Problèmes de constitutionnalité

Une telle surveillance électronique pourra être décidée dans le cadre d’un contrôle judiciaire avant jugement. Depuis quelques années déjà, les parquets demandent aux juges des libertés et de la détention d’imposer dès l’enquête préliminaire, ou en attendant la comparution devant le tribunal correctionnel, une mesure d’éloignement du domicile conjugal et une interdiction de rencontrer la victime. Violer ces mesures entraîne des sanctions pénales, mais rien ne permet d’en assurer le respect. Ce contrôle judiciaire pourra donc comprendre le dispositif anti-rapprochement.

Mme Belloubet souhaite également développer l’ordonnance civile de protection. Cette mesure non pénale, décidée par le juge aux affaires familiales dans le cadre d’une séparation conflictuelle, permet de décider, sans attendre le jugement de divorce, qui peut occuper le logement conjugal, qui doit le quitter, qui a la garde des enfants, etc. Le juge civil peut aussi imposer à ce stade des interdictions d’entrer en contact. La ministre souhaite que les parquets requièrent davantage d’ordonnances de protection, alors que 3 332 ont été décidées en 2018.

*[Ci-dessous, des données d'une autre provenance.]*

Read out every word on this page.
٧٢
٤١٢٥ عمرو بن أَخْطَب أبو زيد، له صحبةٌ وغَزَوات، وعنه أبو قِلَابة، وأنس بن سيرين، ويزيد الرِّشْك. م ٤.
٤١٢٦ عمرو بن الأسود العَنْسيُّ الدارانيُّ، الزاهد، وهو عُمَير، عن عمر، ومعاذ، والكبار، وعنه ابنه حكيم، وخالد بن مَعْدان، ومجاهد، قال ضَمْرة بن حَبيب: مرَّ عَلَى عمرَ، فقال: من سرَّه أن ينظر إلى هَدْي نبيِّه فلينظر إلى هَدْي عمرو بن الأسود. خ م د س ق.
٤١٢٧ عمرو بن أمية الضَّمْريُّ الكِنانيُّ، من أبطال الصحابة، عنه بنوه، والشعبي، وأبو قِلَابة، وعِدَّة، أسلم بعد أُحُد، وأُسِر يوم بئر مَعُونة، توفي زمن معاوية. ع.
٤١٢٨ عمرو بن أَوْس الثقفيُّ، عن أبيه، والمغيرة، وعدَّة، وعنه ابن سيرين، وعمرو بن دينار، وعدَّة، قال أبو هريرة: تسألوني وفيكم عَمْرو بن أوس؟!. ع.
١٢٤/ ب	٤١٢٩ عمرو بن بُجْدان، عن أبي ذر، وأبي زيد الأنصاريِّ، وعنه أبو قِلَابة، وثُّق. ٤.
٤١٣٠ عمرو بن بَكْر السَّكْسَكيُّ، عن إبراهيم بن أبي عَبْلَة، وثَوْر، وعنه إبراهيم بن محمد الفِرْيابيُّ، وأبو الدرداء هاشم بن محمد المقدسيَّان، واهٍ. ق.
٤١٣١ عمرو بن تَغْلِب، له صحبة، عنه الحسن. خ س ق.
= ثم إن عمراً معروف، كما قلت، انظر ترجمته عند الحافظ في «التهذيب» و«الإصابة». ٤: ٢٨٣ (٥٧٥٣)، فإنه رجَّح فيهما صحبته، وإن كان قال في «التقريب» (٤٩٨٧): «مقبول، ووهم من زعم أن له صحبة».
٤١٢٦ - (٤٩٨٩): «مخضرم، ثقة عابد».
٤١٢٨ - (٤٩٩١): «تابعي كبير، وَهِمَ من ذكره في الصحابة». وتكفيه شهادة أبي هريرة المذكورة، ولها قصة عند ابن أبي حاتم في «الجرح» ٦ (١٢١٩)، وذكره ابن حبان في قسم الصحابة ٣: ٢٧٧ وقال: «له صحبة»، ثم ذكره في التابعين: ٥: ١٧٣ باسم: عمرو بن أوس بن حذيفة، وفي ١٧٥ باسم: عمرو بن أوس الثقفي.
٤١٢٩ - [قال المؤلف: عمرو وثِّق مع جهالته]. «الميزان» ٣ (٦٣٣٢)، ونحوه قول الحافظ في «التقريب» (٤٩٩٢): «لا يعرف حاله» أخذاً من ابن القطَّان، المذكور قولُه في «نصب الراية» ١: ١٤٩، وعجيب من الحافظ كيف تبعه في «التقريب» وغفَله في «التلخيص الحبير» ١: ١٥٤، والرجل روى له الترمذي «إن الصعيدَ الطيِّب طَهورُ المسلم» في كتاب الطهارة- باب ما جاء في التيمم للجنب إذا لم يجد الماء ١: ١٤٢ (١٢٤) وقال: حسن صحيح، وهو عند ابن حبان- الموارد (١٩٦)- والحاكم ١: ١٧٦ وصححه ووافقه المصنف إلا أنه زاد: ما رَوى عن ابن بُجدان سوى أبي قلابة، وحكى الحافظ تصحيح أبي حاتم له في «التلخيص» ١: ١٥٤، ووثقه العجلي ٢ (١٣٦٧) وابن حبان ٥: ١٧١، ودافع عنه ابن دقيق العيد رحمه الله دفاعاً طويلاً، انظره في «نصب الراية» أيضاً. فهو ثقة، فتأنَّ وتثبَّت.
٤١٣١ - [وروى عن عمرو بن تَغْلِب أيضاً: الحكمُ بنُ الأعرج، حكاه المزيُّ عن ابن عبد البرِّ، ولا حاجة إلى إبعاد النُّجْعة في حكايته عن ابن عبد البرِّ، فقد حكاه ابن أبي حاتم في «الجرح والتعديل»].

Sur ce terrain aussi, Mme Belloubet change de braquet et prévoit de passer par la loi. La surveillance électronique mobile pourra accompagner l’ordonnance de protection, avec le consentement de l’auteur présumé des violences. Mais pour s’assurer de son consentement, il « sera créé en parallèle un délit de refus de se soumettre au port du dispositif anti-rapprochement, à l’image du délit de refus de se soumettre à des prélèvements biologiques », explique-t-on à la chancellerie.

Une telle entrave à la liberté d’aller et venir imposée à une personne non encore jugée, de surcroît dans le cadre d’une procédure civile, pourrait néanmoins poser des problèmes de constitutionnalité. La chancellerie, qui travaille à une rédaction idoine de ces articles de loi, table sur un créneau à l’automne pour les soumettre au Parlement. Gwenola Joly-Coz, présidente du tribunal de Pontoise, très en pointe sur la lutte contre les violences faites aux femmes, estime « très positif tout ce qui permettra de protéger les femmes le plus en amont possible ».

Par ailleurs, alors que les violences conjugales et les homicides conjugaux ne baissent pas, malgré les circulaires de politique pénale qui régulièrement appellent les parquets à se mobiliser sur cette criminalité, la ministre a demandé, le 21 juin, une enquête à l’inspection générale de la justice. Toute la procédure (d’un premier signalement de violence jusqu’au meurtre) va être épluchée dans les cas d’homicides définitivement jugés en 2015 et 2016. Il s’agit de rechercher les signaux d’alerte qui auraient été négligés ou les décisions inadaptées, de comprendre comment ont éventuellement péché la justice, la police ou les associations pour ajuster les pratiques et, si nécessaire, les textes. Ce rapport devrait être remis à la ministre en octobre.